01.05.2015

Baugartens Ästhetik und das Problem der ästhetischen Wahrheit



Seit der Antike weckt die Schönheit bei uns Interesse und Staunen und bereits Platon fragt sich, welche Wirkung hat sie auf die Menschen. Aber bis Anfang der Neuzeit erfährt die Sinnlichkeit eine metaphysische Abwertung gegenüber allem Geistigen und Vernünftigen und gerade bei Platon war diese Abwertung am schärfsten. Erst mit der Neuzeit beginnt das Sinnliche undsomit die sinnliche Erfahrungserkenntnis immer mehr an Bedeutung zu gewinnen.
Die philosophische Disziplin „Ästhetik“geht auf A. Gottlieb Baumgarten zurück, der damit einen neuen Bereich der Philosophie eingeleitet hat. Ihm geht es bei der Betrachtung des Schönen nicht um eine Eigenschaft von Dingen, sondern eher um ein Verstandesurteil. Analog zu der Vernunftarbeit, die zu rationaler Erkenntnis führt, will Baumgarten, dass die Ästhetik auch eine Form des kognitiven Wirklichkeits-zugangs sein soll, der aus dem Erkenntnisvermögen der „Sinne“ausgeht. Somit haben wir neben der begrifflichen Erkenntnistheorie eine sinnliche Erkenntnis, die zwar nicht die Klarheit der rationalen Begriffe erreicht, dafür aber eine unentbehrliche Ergänzung darstellt, die eine sinnliche Erkenntnisweise über die Wirklichkeit ermöglicht, die diese mehr umfassend und lebendig erfahren lässt. Daher und gerade deswegen liegt in der Uneindeutigkeit der Sinnlichkeit für ihn ein besonderer Erkenntniswert. Der Begriff z. B. „Landschaft“ mag diese von anderen Objekten rational deutlich unterscheiden, dabei bleibt aber die Lebendigkeit und Komplexität der betrachteten Landschaft, also die verschiedenen Aspekte, Unterschiede und Bestandteile (Fluss, Bäume, Pflanzen, Vögel, Farben, usw.) beim weiten „außer Spiel“ d.h. wegabstrahiert und damit unvermittelt. Baumgarten gehört zu den ersten, die die sinnliche Erfahrung und damit die Sinnlichkeit allgemein aufwertet und ihr ein eigenständiges Urteilsvermögen zuschreibt und somit aus dem „Schatten“der Erkenntnistheorie befreit, wo sie seit der Antike als unzuverlässig stand.

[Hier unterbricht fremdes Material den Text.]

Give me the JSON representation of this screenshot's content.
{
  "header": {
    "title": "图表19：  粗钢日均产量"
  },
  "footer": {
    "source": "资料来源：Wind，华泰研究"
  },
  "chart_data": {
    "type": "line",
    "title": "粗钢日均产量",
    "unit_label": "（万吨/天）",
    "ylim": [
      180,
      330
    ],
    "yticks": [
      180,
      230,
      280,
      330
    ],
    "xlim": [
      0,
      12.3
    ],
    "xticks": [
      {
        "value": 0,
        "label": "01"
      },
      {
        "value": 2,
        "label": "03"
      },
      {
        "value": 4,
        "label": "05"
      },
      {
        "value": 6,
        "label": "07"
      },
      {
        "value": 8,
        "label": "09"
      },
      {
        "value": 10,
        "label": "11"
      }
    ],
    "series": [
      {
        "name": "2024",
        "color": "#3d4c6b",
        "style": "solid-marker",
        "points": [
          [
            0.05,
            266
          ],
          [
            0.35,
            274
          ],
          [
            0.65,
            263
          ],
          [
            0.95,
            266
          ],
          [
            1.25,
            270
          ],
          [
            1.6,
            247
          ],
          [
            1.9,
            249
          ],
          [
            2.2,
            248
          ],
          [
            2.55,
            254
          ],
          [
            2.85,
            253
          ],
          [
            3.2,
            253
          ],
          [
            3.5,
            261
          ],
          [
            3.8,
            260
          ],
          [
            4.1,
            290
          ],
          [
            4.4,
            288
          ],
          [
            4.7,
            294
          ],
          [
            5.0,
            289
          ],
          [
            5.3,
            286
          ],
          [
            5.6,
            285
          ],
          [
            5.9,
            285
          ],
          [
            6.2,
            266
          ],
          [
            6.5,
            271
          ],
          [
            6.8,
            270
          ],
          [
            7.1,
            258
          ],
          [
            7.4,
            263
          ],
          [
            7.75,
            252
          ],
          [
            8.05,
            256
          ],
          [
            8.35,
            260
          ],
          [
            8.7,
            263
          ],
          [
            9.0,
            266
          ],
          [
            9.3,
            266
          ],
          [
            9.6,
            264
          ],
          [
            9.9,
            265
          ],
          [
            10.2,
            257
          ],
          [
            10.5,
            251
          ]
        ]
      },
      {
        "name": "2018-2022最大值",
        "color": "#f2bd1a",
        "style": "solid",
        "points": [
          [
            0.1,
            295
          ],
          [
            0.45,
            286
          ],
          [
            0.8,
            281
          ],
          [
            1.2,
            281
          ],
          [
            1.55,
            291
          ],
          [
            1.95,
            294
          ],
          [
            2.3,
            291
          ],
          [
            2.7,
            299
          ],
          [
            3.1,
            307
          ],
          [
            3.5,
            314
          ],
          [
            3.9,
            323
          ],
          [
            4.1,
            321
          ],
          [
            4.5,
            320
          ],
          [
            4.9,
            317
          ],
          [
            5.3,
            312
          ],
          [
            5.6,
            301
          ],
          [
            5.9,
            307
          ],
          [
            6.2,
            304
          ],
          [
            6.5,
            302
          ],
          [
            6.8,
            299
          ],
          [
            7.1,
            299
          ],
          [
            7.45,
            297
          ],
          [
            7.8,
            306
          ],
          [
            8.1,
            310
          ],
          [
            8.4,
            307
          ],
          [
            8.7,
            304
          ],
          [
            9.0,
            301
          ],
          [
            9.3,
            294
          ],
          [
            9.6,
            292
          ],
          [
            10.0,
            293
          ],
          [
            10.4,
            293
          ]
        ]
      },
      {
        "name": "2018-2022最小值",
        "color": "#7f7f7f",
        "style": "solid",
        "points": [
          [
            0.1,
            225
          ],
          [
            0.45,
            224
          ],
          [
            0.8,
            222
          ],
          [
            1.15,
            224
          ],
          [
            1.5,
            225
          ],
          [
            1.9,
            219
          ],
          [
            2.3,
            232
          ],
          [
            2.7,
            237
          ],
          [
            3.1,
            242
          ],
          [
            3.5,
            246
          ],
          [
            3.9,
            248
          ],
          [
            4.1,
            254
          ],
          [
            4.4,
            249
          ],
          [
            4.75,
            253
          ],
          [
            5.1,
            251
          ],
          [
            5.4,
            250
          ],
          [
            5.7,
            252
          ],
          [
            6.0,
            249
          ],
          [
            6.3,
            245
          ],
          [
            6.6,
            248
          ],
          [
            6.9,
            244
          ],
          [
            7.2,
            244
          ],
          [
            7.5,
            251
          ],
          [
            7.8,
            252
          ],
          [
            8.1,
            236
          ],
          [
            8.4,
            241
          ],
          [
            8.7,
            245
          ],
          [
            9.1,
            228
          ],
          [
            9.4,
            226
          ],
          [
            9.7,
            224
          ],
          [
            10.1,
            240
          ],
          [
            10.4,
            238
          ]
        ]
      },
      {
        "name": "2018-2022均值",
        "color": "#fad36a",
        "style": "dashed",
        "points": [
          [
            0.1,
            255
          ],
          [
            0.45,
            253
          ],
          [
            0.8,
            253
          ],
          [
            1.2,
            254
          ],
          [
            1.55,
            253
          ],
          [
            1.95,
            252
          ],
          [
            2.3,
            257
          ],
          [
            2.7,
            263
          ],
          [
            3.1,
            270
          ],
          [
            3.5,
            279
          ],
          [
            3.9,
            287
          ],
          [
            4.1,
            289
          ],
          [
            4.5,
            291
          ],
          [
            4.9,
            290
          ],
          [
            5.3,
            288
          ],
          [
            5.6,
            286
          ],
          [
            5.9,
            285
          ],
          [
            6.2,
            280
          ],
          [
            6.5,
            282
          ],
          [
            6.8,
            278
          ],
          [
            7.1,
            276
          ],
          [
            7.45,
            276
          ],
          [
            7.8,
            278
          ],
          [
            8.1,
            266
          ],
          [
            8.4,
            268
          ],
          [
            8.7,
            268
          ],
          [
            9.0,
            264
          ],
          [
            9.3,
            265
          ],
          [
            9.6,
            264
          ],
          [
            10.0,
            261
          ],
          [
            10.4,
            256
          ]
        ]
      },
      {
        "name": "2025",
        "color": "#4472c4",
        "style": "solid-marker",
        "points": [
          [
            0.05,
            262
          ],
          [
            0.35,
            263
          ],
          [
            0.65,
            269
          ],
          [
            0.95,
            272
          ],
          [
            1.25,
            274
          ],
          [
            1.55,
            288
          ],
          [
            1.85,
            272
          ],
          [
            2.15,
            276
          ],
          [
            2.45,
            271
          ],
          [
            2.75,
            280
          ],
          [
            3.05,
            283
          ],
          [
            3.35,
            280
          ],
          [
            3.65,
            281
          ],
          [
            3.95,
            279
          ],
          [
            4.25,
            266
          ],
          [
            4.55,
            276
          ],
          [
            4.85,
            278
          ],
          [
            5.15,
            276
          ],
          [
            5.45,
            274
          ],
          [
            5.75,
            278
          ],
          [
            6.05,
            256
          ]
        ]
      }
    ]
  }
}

Baumgarten definiert die Ästhetik als „Wissenschaft der sinnlichen Erkenntnis“, also denkt er die sinnliche Wahrnehmung als eine besondere Erkenntnisweise der harmonischen Ordnung der Welt neben der rationalen begrifflichen Erkenntnis. In seinem Hauptwerk Aesthetica zieht er eine Parallele, indem er versucht der Logik, die für ihn die Lehre von der rationalen Vernunfterkenntnis darstellt, eben eine Lehre von der sinnlichen Erkenntnis gegenüberzustellen (analogonrationis).
Seit der Antike war das Dreieck „Wahrheit, Gutheit, Schönheit“ein Zentralthema der Philosophie, wobei mit Wahrheit vielmehr die begriffliche und rationale gemeint ist. Mit Schönheit bezeichnet man z. B. im Mittelalter „den Glanz der Wahrheit“, also wurde sie als Eigenschaft der Gedanken angesehen. In der Neuzeit  und mit Baumgarten wurde der Begriff „Schönheit“erweitert verstanden und zu einer „ätherischen Wahrheit“erhoben, die sich auf die sinnliche Erscheinung einer harmonischen Ordnung bezieht. Die Sinne vermögen die lebendige und komplexe Wirklichkeit erfassen und diese zu einer harmonischen Ordnung gestalten. Daher ist auch die harmonische Ordnung der Gedanken Bestandteil der „schönen Kunst“. Die Ausdrucksform zur Vermittlung sinnlicher Erkenntnis ist somit für Baumgarten noch viel wichtiger als im Fall der rationalen Erkenntnis.